How can postoperative infections be minimized? What daily care precautions should be taken?

The infection risk is approximately 1-3%. Postoperative care includes timely application of antibiotics and wound cleaning, avoiding sucking on pacifiers or hard objects that may irritate the wound. For two weeks after surgery, avoid hot or刺激性 foods, and rinse the mouth with saline solution after feeding. Immediate medical attention is necessary if redness, swelling, discharge, or fever occurs.

Is follow-up necessary in adulthood? What are the main items to check?

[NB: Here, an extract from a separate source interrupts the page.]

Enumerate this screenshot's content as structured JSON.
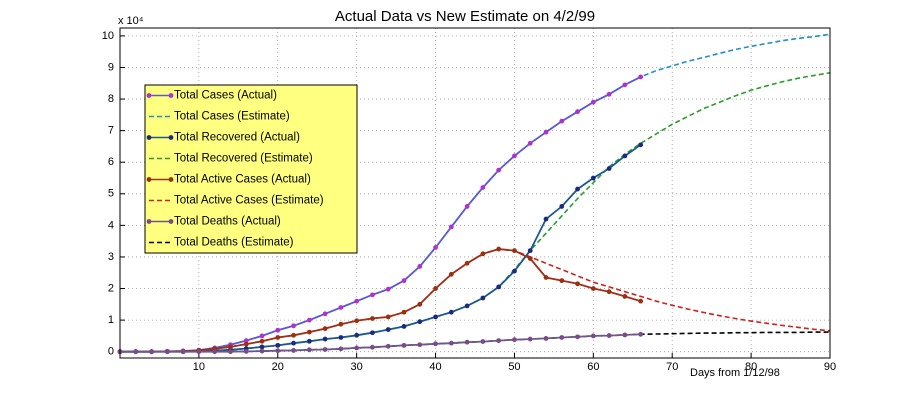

Even after surgery, it is recommended to undergo craniofacial structural assessments every 3-5 years, including dental alignment, nasal symmetry, and airway patency. Adults may develop secondary deformities due to skeletal growth, requiring evaluation with X-rays or 3D imaging for potential orthognathic surgery. Monitoring speech function and psychosocial adaptation is also important to ensure long-term stability of function and appearance.